Just checked my mail and received ransom attempt to expose me,
wanted me to pay 1700 USD in lite coin lol...

then i got curious and checked my account login attempt, welp, they tried to bruteforce login
just dont be lazy and enable password -less sign in now,

not much action needs to be done
If I login and check I also see plenty of these

I've received 3 of those ransom emails recently, all the same
just ignore and delete
and yes, it contains an old password of mine that was leaked in a data breach

they're probably trying with that, but as long as you change to a new password it's fine

also, they didn't really send from your own email address, they just spoofed it, if you use an email client that lets you see headers, you can see the pathway it took and the real source

I saw this video where if your breach contains address and phone number, they even put that in and take an "image" of your house (via google street view)
https://www.youtube.com/watch?v=v_ZLbP9unZs

My google and other account was free from brute force login,

funny thing is, this is microsoft account and they try to use my gmail alias to login...

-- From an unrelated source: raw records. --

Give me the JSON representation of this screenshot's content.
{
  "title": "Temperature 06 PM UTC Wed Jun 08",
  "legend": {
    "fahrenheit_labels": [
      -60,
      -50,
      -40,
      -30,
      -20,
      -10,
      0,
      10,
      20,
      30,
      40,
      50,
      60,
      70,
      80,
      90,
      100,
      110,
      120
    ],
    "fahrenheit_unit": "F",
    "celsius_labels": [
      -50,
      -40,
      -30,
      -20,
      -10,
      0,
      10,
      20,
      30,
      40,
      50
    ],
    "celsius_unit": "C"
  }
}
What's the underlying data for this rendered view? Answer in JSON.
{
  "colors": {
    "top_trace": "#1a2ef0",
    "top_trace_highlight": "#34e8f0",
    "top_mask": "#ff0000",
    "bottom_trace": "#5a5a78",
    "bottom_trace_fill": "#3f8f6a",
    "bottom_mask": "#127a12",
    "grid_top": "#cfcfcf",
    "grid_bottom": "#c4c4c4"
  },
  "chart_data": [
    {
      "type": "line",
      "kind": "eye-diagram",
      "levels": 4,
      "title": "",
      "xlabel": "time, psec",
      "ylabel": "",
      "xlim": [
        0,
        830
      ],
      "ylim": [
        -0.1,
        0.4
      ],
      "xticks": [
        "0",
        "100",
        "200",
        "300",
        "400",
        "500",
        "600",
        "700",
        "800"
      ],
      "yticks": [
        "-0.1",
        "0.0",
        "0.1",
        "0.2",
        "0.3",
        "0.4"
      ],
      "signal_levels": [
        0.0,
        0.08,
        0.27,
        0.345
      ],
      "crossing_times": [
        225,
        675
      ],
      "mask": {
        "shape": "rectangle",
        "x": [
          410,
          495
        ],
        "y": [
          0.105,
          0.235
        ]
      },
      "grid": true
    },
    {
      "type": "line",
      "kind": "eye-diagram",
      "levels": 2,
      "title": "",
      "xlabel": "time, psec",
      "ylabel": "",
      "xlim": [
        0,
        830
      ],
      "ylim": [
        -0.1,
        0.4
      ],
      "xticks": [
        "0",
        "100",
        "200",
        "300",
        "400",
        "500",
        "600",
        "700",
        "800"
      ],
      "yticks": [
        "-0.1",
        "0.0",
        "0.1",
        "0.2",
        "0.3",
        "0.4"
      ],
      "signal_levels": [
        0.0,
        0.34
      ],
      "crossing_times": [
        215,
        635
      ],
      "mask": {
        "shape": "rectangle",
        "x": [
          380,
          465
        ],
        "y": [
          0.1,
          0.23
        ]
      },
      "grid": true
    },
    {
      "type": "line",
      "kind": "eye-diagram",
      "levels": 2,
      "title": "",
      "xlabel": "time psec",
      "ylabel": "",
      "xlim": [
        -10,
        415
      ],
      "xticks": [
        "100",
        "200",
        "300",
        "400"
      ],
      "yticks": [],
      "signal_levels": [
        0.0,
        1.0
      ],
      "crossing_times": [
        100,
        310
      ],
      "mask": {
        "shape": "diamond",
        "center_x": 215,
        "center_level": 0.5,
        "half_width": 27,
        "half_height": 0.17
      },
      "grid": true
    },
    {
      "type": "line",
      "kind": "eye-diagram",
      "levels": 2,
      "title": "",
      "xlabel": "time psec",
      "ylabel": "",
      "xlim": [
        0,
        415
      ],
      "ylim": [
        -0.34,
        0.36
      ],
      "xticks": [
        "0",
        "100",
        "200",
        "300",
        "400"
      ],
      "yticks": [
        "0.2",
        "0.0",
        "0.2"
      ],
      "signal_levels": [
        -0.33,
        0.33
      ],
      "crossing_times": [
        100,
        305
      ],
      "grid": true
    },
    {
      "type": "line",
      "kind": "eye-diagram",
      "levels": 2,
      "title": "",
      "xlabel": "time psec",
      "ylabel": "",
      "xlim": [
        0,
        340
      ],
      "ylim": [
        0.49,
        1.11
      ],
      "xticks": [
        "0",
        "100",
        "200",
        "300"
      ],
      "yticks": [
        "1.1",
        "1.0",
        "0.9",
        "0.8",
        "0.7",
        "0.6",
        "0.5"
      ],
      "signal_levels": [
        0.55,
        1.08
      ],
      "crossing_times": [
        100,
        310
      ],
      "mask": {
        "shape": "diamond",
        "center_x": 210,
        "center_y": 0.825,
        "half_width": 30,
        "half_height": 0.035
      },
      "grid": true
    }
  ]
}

Microsoft account all turned off password login,
then google/Meta all use long password plus mfa, so far no break in detected.

either same person with VPN trying to log in or different person around the world trying do to the same.

I had my debit cards details leaked, 3 of them, some using to buy facebook ads, then uber in Jakarta, luckily my bank just waived the charges because the amount was low, they simply cancel the card and send new one

my Grab card one is the worst, one occasion got people tried to buy something in Australia, around 130 AUD, then at US for 200 USD...
First time failed due to low credit, second time grab called me to make sure im in Singapore instead of US.

hacker will just sell the card details/accounts online to earn money

For those accounts that allow you to enable MFA, better to enable MFA rather using normal password or password-less login.